13 Kasım 2012 Salı


  KISA NOT;

    
  Bir uçurumun kıyısıydı hayatında ki yerim, bir denizköpüğüydü bana verdiğin umutlar, beceriksiz bir cambazın parmak uçlarında ipte yürümesiydi senden kaçışlarım, her defasında tökezleyerek yüreğinin tam ortasına düşen…

7 Kasım 2012 Çarşamba

      
     Bana o kadar kırılmıştın ki; ilk biraraya gelmek zorunda kaldığımızda ,sessizliğin ve hüznün yağdı üzerime...Ve içimi titrettti soğuk rüzgarların .İnce hastalığa yakalanmışcasına çaresizce ürperdim buz dağları duygularının ortasında...



*Sen kazandığını sandığın cephelerde, tekrar tekrar savaşa girmek nasıl büyük bir yenilgidir biliyor musun?*

     Yaralanınca insan, kelimeler düğüm olmaz aksine deli bir özgürlük isyanı içinde çırpınıp durur..insanın vicdanı mı hata yapmaktan korkar yoksa kaybetme korkusu mu elbette kaybetmeyi göze alamaz.bütün çizilen karakter parçaları birer puzzle dönüşüp parça parça kopar bütününden.Artık doğru eşleştirme olasılığı gittikçe güçleşir.Garip bir savaş başlar istese yıkılacaktır tüm kaleler ama samimiyetle paylaşılan şeyleri doğrultamaz silah olarak halbuki doğrultsa haklılığını ispat etmiş olacak.ya sonrası? Sonrasını göze alamaz belki de sadece kendini düşünür. Belki de başa çıkamamaktan korkar olanca savunma içgüdüsüyle. Zordur ya; yeniden başlamak. Şekersindir ilk sağanakta eriyip tükenmemek adına sıkarsın kendini katılaşırsın ne yok olursun ne tadın kalır artık bulaşılmaktan uzak tutulan bir şey haline dönüşürsün.

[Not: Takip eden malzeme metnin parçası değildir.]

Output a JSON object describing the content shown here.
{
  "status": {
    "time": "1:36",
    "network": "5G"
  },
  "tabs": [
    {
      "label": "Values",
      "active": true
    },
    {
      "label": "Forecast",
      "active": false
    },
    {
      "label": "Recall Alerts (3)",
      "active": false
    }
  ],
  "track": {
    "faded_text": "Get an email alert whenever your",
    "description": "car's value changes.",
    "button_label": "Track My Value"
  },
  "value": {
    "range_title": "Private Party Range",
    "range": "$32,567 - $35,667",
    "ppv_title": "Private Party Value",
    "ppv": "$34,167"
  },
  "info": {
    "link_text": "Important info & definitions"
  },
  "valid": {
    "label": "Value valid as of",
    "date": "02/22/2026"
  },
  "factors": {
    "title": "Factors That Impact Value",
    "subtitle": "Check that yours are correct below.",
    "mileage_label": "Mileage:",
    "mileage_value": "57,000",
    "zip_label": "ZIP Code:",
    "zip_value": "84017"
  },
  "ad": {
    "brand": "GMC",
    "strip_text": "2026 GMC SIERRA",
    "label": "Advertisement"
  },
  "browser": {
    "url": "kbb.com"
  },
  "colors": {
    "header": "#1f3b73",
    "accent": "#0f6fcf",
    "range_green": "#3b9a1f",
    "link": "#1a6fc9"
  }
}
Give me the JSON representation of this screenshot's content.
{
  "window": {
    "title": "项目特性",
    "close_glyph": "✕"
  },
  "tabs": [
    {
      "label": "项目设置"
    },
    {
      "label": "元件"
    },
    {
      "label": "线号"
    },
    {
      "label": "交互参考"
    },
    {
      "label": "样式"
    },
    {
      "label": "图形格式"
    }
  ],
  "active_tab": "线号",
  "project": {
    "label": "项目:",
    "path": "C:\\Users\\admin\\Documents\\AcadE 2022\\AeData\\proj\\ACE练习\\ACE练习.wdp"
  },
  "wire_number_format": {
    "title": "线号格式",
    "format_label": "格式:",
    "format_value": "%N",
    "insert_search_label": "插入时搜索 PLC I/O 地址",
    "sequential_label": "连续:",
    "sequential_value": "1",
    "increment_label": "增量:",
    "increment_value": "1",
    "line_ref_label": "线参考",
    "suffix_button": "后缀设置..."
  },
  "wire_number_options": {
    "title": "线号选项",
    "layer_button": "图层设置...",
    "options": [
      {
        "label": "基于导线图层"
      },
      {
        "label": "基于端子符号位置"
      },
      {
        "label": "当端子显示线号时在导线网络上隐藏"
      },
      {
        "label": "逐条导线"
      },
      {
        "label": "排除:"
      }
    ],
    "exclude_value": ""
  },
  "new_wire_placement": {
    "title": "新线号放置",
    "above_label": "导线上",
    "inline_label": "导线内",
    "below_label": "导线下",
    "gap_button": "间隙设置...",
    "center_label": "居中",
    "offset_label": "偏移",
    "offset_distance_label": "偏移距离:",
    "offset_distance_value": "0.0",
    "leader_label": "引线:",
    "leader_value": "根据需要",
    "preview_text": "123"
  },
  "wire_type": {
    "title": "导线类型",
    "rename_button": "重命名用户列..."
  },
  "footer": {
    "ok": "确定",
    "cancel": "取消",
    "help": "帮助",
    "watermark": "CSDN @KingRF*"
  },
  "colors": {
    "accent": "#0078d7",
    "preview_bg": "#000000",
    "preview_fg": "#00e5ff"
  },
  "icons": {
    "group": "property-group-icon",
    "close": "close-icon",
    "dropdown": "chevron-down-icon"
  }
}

       Zor işte bir şeyleri anlatabilmek her şeyin pamuk ipliğine bağlı olduğunu hissetmek ve bu korkuyla duygularını hapsetmek zordur. Aman! Dersin ya da başlarım gelmişine geçmişine oyun düzen bu kuralına göre yaşarım. Ama her kımıldanışta jiletle kesilen içten içe kanayan duygulardan arınamazsın. Mutsuzluğun kapıları aralanmıştır bir kere hadi kapat kapabilirsen işin zor dostum. Hodri meydan! Al kendini götür şimdi nereye götürüp nereye sığdırabilirsen…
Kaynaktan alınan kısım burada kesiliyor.